Prosecutors Receive Evidence That Trump Directly Ordered Sex Payoff


President Donald Trump is not remotely trustworthy — although he remains tasked with leading a nation whose actions easily affect the entire world. The Wall Street Journal has revealed in a detailed new report just how much he’s lied over the controversy surrounding hush money that went out to women who he’d slept with. In short, despite his repeated claims of having no knowledge of the arrangements — he did. He was closely involved in the entire process.

The process enveloped the stories of former Playboy model Karen McDougal and adult film star Stormy Daniels. McDougal’s story emerged first in the lead-up to the 2016 presidential election, beginning to circulate behind the scenes in mid-2016. She — through lawyer Keith Davidson — approached American Media Inc., which owns the National Enquirer, offering her story for sale. Without tangible proof, they said, they wouldn’t pay more than $15,000 and she went elsewhere.

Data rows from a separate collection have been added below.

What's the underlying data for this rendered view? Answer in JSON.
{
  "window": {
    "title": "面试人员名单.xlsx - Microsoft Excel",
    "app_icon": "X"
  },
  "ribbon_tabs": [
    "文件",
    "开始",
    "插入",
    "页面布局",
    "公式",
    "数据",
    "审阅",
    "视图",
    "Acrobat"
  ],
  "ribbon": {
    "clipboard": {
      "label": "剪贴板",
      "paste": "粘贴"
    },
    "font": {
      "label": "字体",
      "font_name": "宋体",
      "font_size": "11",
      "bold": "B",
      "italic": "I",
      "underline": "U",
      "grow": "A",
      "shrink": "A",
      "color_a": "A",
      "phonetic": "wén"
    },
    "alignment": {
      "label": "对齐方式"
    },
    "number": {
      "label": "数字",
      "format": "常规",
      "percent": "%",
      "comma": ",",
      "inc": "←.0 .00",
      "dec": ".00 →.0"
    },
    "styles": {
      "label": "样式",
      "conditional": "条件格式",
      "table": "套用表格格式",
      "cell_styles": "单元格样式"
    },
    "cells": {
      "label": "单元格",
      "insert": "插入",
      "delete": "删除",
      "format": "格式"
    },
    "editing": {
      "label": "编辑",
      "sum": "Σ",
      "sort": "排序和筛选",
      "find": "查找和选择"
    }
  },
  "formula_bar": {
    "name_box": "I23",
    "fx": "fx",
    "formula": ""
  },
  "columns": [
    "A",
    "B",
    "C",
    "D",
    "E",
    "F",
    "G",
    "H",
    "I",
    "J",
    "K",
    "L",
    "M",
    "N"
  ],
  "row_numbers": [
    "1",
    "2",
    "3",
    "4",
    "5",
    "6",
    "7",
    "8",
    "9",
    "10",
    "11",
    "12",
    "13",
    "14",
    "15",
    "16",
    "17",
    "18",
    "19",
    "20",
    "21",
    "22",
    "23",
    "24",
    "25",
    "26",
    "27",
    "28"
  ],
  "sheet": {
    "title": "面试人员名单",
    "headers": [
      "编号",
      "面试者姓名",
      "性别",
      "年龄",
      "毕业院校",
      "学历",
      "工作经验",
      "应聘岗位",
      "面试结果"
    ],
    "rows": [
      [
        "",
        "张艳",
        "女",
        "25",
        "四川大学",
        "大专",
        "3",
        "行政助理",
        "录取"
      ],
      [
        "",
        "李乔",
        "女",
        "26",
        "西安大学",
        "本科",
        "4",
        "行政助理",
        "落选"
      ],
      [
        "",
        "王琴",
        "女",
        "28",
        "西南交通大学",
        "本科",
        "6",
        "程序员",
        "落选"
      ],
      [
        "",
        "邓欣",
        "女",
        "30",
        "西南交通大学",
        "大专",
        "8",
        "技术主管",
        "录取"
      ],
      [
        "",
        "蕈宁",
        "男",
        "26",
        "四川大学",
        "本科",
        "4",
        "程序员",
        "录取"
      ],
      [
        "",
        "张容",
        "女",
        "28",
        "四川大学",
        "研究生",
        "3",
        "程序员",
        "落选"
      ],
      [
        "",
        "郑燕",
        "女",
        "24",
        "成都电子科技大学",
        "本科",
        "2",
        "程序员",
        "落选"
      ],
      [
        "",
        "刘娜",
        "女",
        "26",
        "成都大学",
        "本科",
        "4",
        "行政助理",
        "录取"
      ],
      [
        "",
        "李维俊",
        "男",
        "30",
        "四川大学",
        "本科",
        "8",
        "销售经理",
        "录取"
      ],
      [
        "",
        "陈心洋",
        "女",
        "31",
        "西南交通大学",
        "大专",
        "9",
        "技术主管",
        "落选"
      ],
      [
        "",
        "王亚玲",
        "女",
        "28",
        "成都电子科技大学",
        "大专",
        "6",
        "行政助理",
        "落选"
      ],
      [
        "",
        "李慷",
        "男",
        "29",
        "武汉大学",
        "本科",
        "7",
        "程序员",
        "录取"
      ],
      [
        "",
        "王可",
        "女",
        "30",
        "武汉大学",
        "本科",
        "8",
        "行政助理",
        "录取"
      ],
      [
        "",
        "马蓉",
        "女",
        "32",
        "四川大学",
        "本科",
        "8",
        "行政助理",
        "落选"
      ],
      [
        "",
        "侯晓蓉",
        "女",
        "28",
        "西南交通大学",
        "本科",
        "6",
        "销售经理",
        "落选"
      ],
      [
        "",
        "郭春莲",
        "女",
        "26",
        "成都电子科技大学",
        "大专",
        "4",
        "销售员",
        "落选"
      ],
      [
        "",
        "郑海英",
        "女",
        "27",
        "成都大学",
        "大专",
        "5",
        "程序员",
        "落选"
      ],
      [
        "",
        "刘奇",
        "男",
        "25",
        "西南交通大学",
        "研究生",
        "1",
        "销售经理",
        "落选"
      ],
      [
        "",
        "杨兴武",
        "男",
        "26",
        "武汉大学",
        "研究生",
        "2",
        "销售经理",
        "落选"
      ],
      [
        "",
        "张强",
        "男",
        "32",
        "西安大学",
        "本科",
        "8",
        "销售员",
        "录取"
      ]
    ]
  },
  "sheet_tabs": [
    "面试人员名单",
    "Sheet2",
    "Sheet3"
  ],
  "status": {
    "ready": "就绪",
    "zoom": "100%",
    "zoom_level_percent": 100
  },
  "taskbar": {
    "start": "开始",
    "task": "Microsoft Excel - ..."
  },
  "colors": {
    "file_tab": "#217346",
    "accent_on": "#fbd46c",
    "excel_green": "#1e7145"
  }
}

When those other talks actually got somewhere, AMI rushed back with an offer to buy McDougal’s story for $150,000 — acting according to Trump’s direction. All the way back in 2015 at Trump Tower in New York, the eventual president met with AMI chief David Pecker, who offered to use his publication to silence women who had stories of affairs with him. As time went on the next year dawned, with McDougal’s story on the horizon, now former personal Trump personal lawyer Michael Cohen helped handle the minutiae of the deals, but the Journal asserts that Cohen “updated Mr. Trump on developments throughout” the McDougal arrangement process.

He maintained a continued interest in the story, working with Cohen to buy McDougal’s story from AMI in case the Trump-friendly Pecker was no longer able to handle it. They actually came very close to completing that deal, signing a copy and everything — but Pecker demanded Cohen rip it up because they were concerned it would cement them as illegally cooperating with the Trump campaign.

Cohen kept a copy, and federal investigators took possession of it during their widely publicized raid of his home, office, and hotel room earlier this year.

He and Trump were also closely involved in the effort to silence Stormy Daniels. She had originally approached AMI about selling her story, just as McDougal had, but Pecker “didn’t want his company to pay a porn star.” Cohen explained the situation to then-presidential candidate Trump in October 2016, and Trump — despite his eventual denials of knowledge — told his then-lawyer to “get it done.”

Cohen did, eventually using money from a home equity loan because he couldn’t come up with any other option that was either feasible or sufficiently removed from Trump. Those involved wanted the candidate to be free of association with the payment.

The house of cards they built, though, eventually came tumbling down. Government prosecutors determined the hush money represented violations of campaign finance law, and Michael Cohen pleaded guilty to two associated crimes — the money to McDougal and that for Daniels. He implicated the president in the process, and we now know, thanks to the Journal, just how overwhelming that implication really is.